None of this is novel — every quality converter does roughly the same thing. The differentiator is execution: how good are the heuristics, how broad are the element-handling rules, how deep does the JS rendering go. Real-world quality varies more than you'd expect from "everyone implements the same algorithm."

For practical use, see our URL-to-Markdown web tool for ad-hoc conversions, or pair Trafilatura with the chunking patterns in scrape a website to Markdown for RAG for embedding pipelines.

Frequently asked questions

Why not just use Readability and pipe to html2text?

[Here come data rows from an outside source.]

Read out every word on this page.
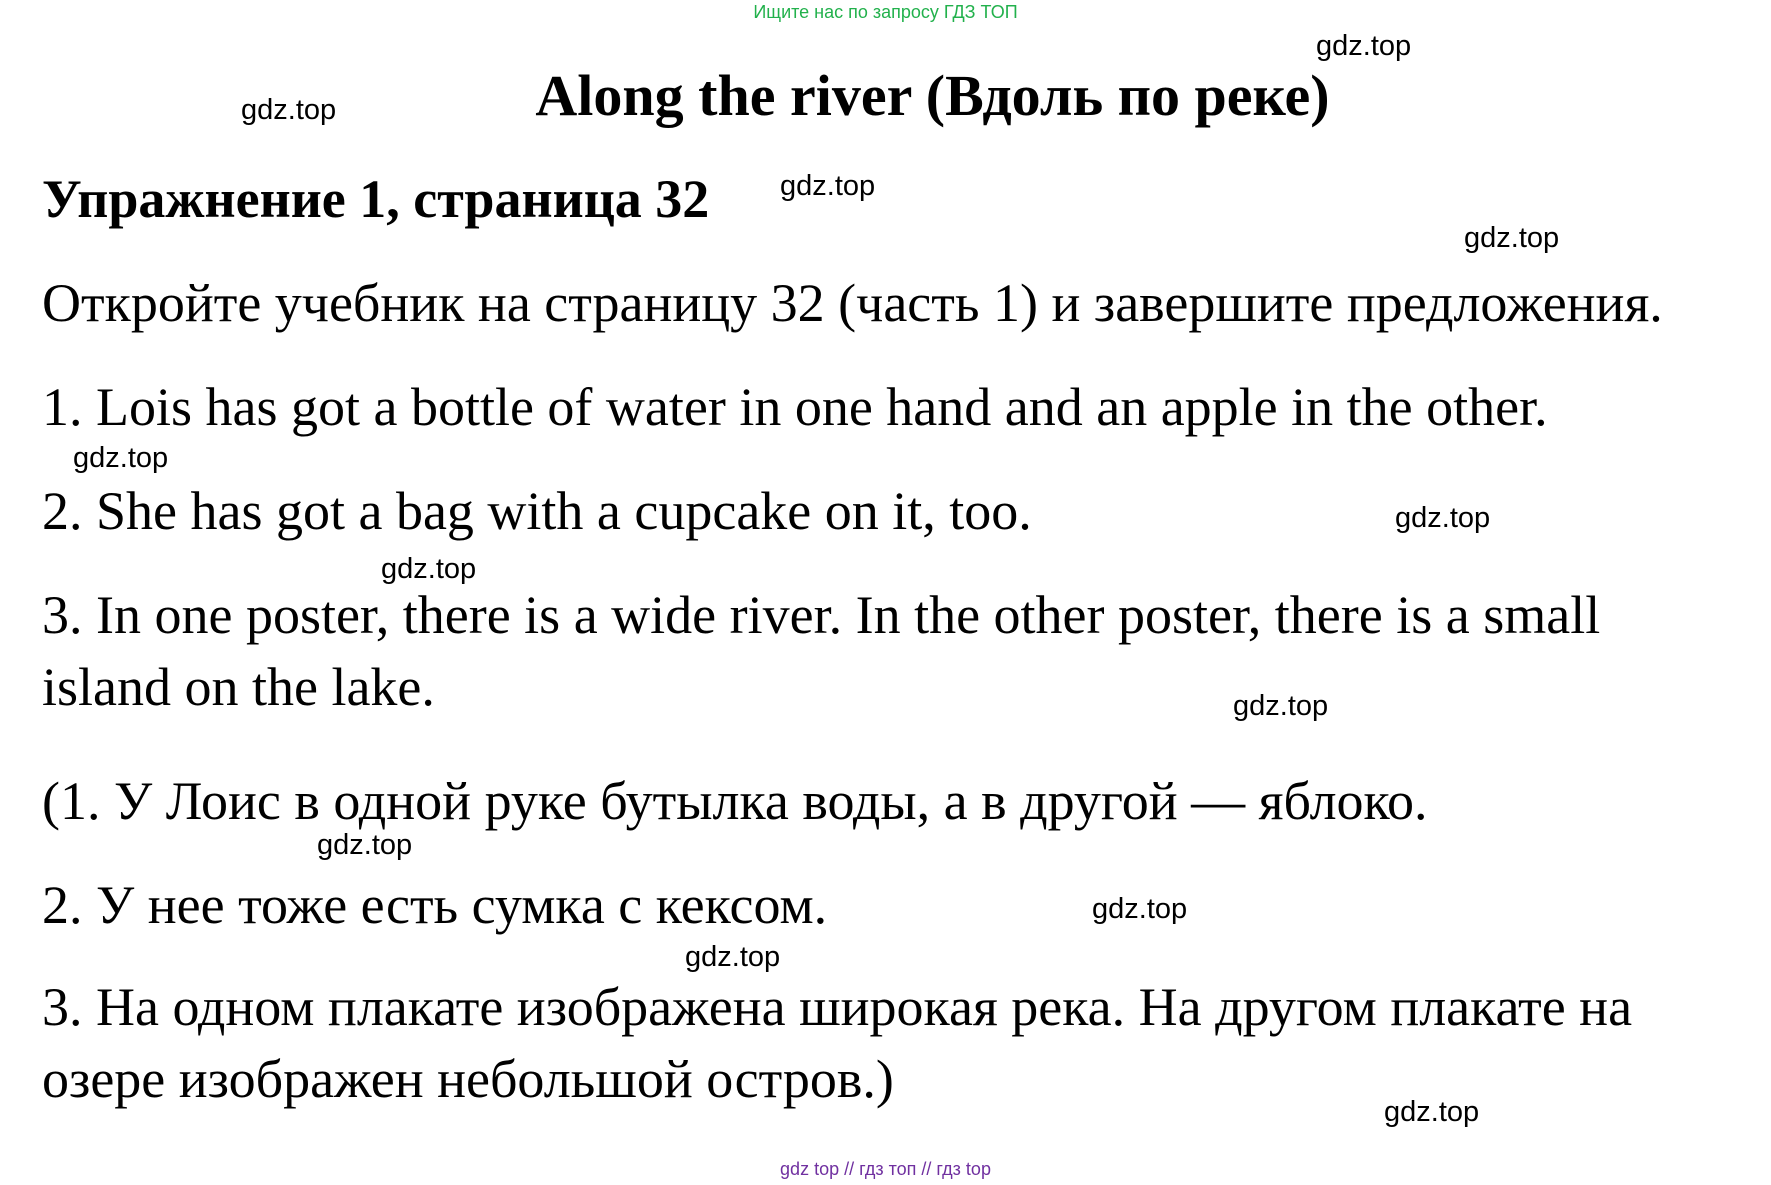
Ищите нас по запросу ГДЗ ТОП
Along the river (Вдоль по реке)
Упражнение 1, страница 32
Откройте учебник на страницу 32 (часть 1) и завершите предложения.
1. Lois has got a bottle of water in one hand and an apple in the other.
2. She has got a bag with a cupcake on it, too.
3. In one poster, there is a wide river. In the other poster, there is a small
island on the lake.
(1. У Лоис в одной руке бутылка воды, а в другой — яблоко.
2. У нее тоже есть сумка с кексом.
3. На одном плакате изображена широкая река. На другом плакате на
озере изображен небольшой остров.)
gdz.top
gdz.top
gdz.top
gdz.top
gdz.top
gdz.top
gdz.top
gdz.top
gdz.top
gdz.top
gdz.top
gdz.top
gdz top // гдз топ // гдз top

You can, and many pipelines do. The downsides: you handle the integration glue, you manage the JS-rendering step yourself if needed, you don't get code-block language preservation or other Markdown-aware niceties. Hosted converters bundle all of this; the build-it-yourself path works but requires more engineering for marginal output quality difference.

Is there a perfect HTML-to-Markdown converter?

No, because the conversion is fundamentally lossy. HTML expresses things Markdown can't (rowspan, inline styles, custom elements). Every converter chooses what to preserve and what to drop. "Perfect" isn't a property of the converter; it's a fit between the converter's choices and your downstream use case.

Can I write my own HTML-to-Markdown converter in a weekend?

A working one for simple HTML, yes — there are good tutorials. A converter that handles the long tail of weird real-world HTML reliably, no — that's months of edge-case work. Reusing an existing library (html2text, turndown, html-to-text) and adding pre-cleaning is a much better engineering tradeoff.